I think that it’s when she talks to Raven that she asks something about her that shows that Raven isn’t a student and that the woman is. A bit like the ‘which college are you at?’ ‘Actually, I’m at Brookes’ conversations today. Except that Brookes people are usually nicer than Uni. The main pub looked like the Tom Tavern/St. Aldates to me, and one was a bit of Hertford that I think was standing in for the Eagle and Child called ‘The Eagle’. Yeah, even fifty years afterwards, I thought the Oxford bits were pretty accurate. The yards of ale were often boasted about by former-Rhodes-scholar professors. During lectures.
It may be that St. Anne’s, which from my experience has a great community spirit, doesn’t need to get out as much/only ever goes to the Royal Oak/whereas the other colleges are desperate to escape (see: Christ Church).
I liked First Class, but one thing about it left me ambivalent: the fact that Magneto is more heroic, and more importantly is more interesting, than Xavier.
Sure, he’s a morally-ambiguous, revenge-driven killer from his first adult scene. And sure, it’s good that he’s a well-developed character. But while he’s hunting Nazis, Xavier is using picking up chicks. While he’s traveling the world to avenge his family, Xavier is building an impromptu school just because he’s a nice guy. And while he ends up with a genuine team of misfits, the ones who stand with Xavier are all able to pass for normal except for one guy who really, really wishes he could. Everything in this movie leads me to support and prefer the cold-blooded monster from the first first three X-Men movies.

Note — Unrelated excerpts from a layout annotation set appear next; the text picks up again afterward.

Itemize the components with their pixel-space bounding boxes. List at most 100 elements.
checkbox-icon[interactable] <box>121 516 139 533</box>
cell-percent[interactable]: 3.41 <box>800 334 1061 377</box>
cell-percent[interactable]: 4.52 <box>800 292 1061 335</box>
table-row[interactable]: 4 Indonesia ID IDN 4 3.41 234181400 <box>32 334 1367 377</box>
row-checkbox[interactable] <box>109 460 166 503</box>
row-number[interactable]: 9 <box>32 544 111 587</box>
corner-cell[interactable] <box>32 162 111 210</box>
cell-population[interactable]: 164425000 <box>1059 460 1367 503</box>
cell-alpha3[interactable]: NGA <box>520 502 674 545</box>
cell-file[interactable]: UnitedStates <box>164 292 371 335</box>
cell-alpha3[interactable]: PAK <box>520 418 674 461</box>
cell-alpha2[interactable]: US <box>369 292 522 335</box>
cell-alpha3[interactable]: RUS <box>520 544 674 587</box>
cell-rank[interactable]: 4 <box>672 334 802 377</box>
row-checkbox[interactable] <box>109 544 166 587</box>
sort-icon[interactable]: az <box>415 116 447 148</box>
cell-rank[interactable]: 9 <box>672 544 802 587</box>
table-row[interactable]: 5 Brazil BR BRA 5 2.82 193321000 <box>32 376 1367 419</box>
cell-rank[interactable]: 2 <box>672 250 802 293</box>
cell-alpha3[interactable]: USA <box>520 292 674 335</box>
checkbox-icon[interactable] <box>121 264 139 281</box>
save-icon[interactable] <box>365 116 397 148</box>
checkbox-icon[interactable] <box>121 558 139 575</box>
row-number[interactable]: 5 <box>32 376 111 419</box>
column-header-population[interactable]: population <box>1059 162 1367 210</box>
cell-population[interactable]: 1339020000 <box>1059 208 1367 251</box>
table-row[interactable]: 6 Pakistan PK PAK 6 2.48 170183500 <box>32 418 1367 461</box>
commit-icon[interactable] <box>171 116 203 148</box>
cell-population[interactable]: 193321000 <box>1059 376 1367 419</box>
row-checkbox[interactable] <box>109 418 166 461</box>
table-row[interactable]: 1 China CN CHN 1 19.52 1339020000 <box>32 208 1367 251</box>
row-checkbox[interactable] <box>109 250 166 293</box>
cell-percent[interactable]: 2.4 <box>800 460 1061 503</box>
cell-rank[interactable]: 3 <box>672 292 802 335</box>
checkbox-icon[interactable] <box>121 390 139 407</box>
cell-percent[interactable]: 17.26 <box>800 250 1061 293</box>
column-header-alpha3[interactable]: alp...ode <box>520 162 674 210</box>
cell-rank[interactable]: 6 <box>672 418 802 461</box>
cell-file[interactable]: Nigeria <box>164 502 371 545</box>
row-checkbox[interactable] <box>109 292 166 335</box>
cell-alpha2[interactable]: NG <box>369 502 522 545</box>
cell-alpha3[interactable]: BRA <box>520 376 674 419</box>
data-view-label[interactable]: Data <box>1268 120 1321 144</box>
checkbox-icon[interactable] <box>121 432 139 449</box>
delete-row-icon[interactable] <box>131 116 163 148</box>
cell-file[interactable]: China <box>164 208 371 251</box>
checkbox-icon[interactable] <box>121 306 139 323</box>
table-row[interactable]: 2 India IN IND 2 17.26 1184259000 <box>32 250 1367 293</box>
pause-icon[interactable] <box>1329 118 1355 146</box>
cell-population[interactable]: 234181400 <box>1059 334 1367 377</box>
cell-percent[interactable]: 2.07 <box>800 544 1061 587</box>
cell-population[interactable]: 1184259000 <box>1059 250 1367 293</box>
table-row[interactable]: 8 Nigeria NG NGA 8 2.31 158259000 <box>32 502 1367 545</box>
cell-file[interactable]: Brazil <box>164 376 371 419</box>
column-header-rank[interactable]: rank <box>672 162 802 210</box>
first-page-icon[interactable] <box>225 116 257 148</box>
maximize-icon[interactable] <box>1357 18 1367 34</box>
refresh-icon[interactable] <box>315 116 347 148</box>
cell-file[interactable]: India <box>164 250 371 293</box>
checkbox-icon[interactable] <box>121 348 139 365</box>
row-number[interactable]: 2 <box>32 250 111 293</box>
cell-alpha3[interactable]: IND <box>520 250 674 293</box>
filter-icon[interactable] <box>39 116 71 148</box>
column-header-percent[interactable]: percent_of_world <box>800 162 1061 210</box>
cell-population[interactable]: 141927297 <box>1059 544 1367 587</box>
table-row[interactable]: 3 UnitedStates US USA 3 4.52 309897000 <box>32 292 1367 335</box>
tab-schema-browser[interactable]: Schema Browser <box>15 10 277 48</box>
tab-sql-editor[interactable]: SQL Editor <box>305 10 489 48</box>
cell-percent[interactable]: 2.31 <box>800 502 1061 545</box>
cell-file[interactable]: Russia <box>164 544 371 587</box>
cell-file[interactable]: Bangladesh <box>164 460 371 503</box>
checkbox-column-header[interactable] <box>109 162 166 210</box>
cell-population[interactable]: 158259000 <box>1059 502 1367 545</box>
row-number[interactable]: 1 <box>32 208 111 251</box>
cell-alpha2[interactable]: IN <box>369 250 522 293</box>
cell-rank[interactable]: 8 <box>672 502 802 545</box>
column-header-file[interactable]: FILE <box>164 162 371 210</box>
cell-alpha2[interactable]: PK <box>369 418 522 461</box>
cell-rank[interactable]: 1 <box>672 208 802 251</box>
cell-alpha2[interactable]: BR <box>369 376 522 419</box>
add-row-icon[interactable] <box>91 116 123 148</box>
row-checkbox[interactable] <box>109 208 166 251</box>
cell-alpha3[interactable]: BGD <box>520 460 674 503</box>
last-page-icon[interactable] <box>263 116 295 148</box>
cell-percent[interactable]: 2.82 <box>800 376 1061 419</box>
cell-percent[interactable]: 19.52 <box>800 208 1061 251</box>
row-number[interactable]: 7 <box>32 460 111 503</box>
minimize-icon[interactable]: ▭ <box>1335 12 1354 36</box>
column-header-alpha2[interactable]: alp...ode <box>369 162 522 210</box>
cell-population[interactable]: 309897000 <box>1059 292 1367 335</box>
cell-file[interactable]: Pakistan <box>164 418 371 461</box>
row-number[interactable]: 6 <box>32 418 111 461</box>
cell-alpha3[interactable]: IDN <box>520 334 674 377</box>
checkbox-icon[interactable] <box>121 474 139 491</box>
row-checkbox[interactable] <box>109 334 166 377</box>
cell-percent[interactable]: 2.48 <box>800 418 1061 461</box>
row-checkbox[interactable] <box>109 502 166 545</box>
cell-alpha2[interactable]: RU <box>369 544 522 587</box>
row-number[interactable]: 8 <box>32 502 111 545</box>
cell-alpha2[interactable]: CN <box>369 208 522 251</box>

Sorry it took so long to respond to this post, but, well, it took me a long time to get around to seeing the movie!
Anyway, what I can’t quite comprehend is why neither the article nor ANY of the comments has yet brought up The Avengers! Bond & the Avengers were the comparisons that permeated my mind throughout the film, both aesthetically and philosophically.
While I haven’t read the Harry Palmer stuff, it seems like all of the imperfections in comparing him to Xavier are solved when comparing Xavier to John Steed instead… and the sense of “working with a team” is certainly heightened. I don’t know if you were only looking at spy *novels* exclusively, or spy *films* exclusively, but I don’t think you can ignore the Avengers series in any discussion of ’60s spies.